I wasn't at last night's game, although I wish I was. Frugality deterred me from picking an innocuous blue-colored Friday Night game on the schedule (instead, I'm stuck with tickets for Monday Afternoon which I probably should just sell), and, in fact, I missed the first 6 innings of the game altogether while out to dinner. By time I returned, I was pleased with what I was seeing. I hadn't yet gotten the word that Santana was pitching a gem, but a 5-0 lead against the Cardinals is always a good thing.

So the 6th ends, and I see that the Cardinals have no hits. I notify a friend, although after 6 innings, I'm still not properly conditioned to take this seriously. I once saw Rick Reed take a Perfect Game into the 7th inning...twice. One time, he lost the game completely. I once saw Mark Clark take a No Hitter into the 8th inning. I saw R.A. Dickey hold the Phils into the 7th inning last September.
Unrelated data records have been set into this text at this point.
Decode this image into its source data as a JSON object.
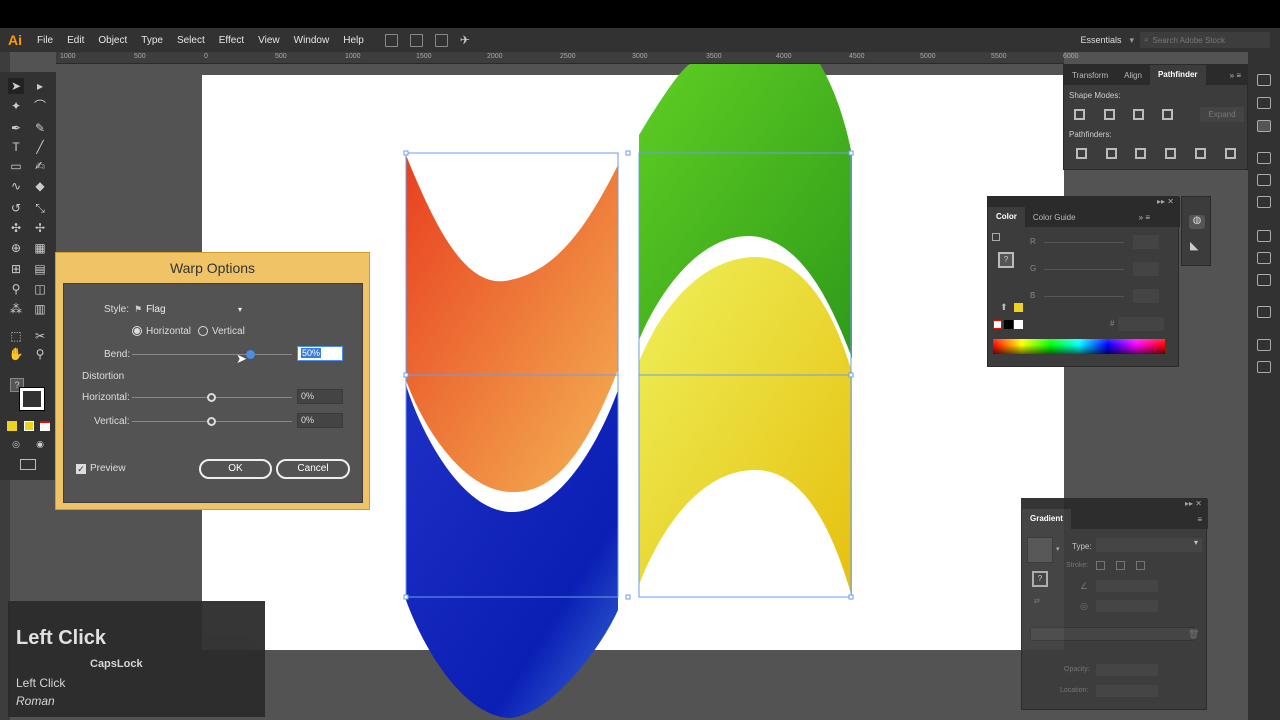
{
  "app": {
    "logo": "Ai",
    "menus": [
      "File",
      "Edit",
      "Object",
      "Type",
      "Select",
      "Effect",
      "View",
      "Window",
      "Help"
    ],
    "workspace": "Essentials",
    "search_placeholder": "Search Adobe Stock"
  },
  "ruler": {
    "ticks": [
      "1000",
      "500",
      "0",
      "500",
      "1000",
      "1500",
      "2000",
      "2500",
      "3000",
      "3500",
      "4000",
      "4500",
      "5000",
      "5500",
      "6000"
    ]
  },
  "pathfinder_panel": {
    "tabs": [
      "Transform",
      "Align",
      "Pathfinder"
    ],
    "shape_modes_label": "Shape Modes:",
    "pathfinders_label": "Pathfinders:",
    "expand_label": "Expand"
  },
  "color_panel": {
    "tabs": [
      "Color",
      "Color Guide"
    ],
    "channels": [
      "R",
      "G",
      "B"
    ],
    "hex_label": "#"
  },
  "gradient_panel": {
    "title": "Gradient",
    "type_label": "Type:",
    "stroke_label": "Stroke:",
    "opacity_label": "Opacity:",
    "location_label": "Location:"
  },
  "warp_dialog": {
    "title": "Warp Options",
    "style_label": "Style:",
    "style_value": "Flag",
    "orientation_horizontal": "Horizontal",
    "orientation_vertical": "Vertical",
    "orientation_selected": "Horizontal",
    "bend_label": "Bend:",
    "bend_value": "50%",
    "bend_fraction": 0.75,
    "distortion_label": "Distortion",
    "horizontal_label": "Horizontal:",
    "horizontal_value": "0%",
    "vertical_label": "Vertical:",
    "vertical_value": "0%",
    "preview_label": "Preview",
    "preview_checked": true,
    "ok_label": "OK",
    "cancel_label": "Cancel"
  },
  "keystroke_overlay": {
    "action": "Left Click",
    "key": "CapsLock",
    "line1": "Left Click",
    "line2": "Roman"
  },
  "colors": {
    "accent": "#ff9a00",
    "dialog_frame": "#f0c466",
    "red_orange": "#ec5a25",
    "green": "#3fad1b",
    "blue": "#0e2ac0",
    "yellow": "#e7e544"
  }
}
It's too early to get too nervous. But Santana continued to mow the Cardinals down. Yadier Molina made a strong bid to break things up—certainly would have been fitting for him to screw us over again—but Mike Baxter saved the day at the cost of his shoulder. Those are the kind of plays you need. At that point, you could start to feel the stars aligning. I hadn't yet heard about Beltran's foul ball in the 5th, but sometimes, you just get those breaks.

By the 8th, I started getting nervous. Something just felt different this time. Maybe it was simply just the presence of Santana himself, and all he'd been through the last couple of seasons just to get to this point. He wasn't supposed to be doing THIS, was he? He wasn't supposed to be blowing through his pitch count with reckless abandon. And yet, he couldn't come out. After a 2-out walk, Terry Collins came running to the mound. There was no way he could take Santana out. Santana would have thrown him back into the dugout if he'd tried. Beltran was next, and now, I was flinching every time a Cardinal made contact. But the contact was never solid enough to scoot past the infield, or to whiz over the head of an outfielder. Beltran's swing produced a meek floater that was caught by Daniel Murphy. And all of a sudden, Santana was now in Tom Seaver territory.
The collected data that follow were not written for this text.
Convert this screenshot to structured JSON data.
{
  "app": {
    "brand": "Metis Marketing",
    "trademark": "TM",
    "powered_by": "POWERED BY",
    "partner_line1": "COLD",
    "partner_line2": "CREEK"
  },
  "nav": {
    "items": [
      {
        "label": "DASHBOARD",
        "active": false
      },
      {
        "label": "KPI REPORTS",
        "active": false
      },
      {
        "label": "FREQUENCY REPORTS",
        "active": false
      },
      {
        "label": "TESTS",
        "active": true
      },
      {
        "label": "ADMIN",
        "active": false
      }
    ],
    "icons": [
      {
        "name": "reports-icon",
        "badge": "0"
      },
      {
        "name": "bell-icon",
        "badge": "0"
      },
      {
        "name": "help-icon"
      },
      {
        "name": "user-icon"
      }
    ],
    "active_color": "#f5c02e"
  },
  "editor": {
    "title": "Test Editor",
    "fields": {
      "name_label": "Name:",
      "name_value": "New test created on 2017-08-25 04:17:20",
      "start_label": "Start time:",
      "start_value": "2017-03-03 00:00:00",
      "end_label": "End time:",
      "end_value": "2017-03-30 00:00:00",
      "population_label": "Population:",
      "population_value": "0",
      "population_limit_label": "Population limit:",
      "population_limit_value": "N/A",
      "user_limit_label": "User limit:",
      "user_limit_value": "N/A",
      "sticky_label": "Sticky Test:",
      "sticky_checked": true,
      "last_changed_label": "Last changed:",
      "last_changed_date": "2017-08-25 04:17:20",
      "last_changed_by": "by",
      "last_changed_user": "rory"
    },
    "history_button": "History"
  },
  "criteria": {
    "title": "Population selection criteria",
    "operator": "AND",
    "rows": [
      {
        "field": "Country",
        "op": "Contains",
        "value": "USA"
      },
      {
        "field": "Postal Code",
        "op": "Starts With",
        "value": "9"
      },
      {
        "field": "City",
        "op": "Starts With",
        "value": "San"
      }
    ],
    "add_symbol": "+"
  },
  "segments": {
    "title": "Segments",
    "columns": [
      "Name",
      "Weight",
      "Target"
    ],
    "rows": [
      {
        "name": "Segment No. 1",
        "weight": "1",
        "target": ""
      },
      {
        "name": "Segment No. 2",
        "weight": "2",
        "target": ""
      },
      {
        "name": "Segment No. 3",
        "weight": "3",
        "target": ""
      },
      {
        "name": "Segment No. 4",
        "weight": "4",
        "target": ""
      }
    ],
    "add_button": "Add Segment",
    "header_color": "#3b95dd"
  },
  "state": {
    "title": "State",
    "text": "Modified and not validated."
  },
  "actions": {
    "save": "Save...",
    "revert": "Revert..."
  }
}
I'd like to say that the 9th inning was just a mere formality. I suppose one might say that if they didn't have a pulse. I'd seen 9th innings of No Hitters before, and I wondered what it would be like if it ever happened to the Mets. Well, now I know. It's about 5-7 minutes of torturous hell. I was afraid to move or do much of anything other than stare blankly at the TV. Watching Santana deliver pitch after pitch, and hoping this wouldn't be the one that would find its way through, and wreck our shot at History once again. But it wasn't going to happen on June 1, 2012. First Holliday and then Allen Craig flew out. David Freese was the last man standing. David Freese has never done anything particularly bad to the Mets, but he certainly made a name for himself last October. And so, on a night where demons from the past were well abound, with Adam Wainwright starting—and losing— for the Cardinals, where Yadier Molina was robbed by a Mets leftfielder, David Freese completed the circle, waving at one final, signature changeup from Johan Santana, and, in the words of Gary Cohen, "IT HAS HAPPENED!!!"


It was somewhat surreal. I really couldn't believe I'd actually seen a Mets pitcher throw a No Hitter. But, there it was. We have to believe it, because we all saw it. We have to believe it, because, Johan Santana himself told his teammates to "BELIEVE IT!" after the game. Whatever Santana does the rest of his time here doesn't matter. I think I said that before. He's already cemented himself as one of the Best the Mets have ever had. He's accomplished something we never thought we'd see. And for the guy in the Promenade who always screams "THE STREAK CONTINUES!" every time the opponent gets their first hit of the game, well, this one's for you, because I never have to hear you say that again!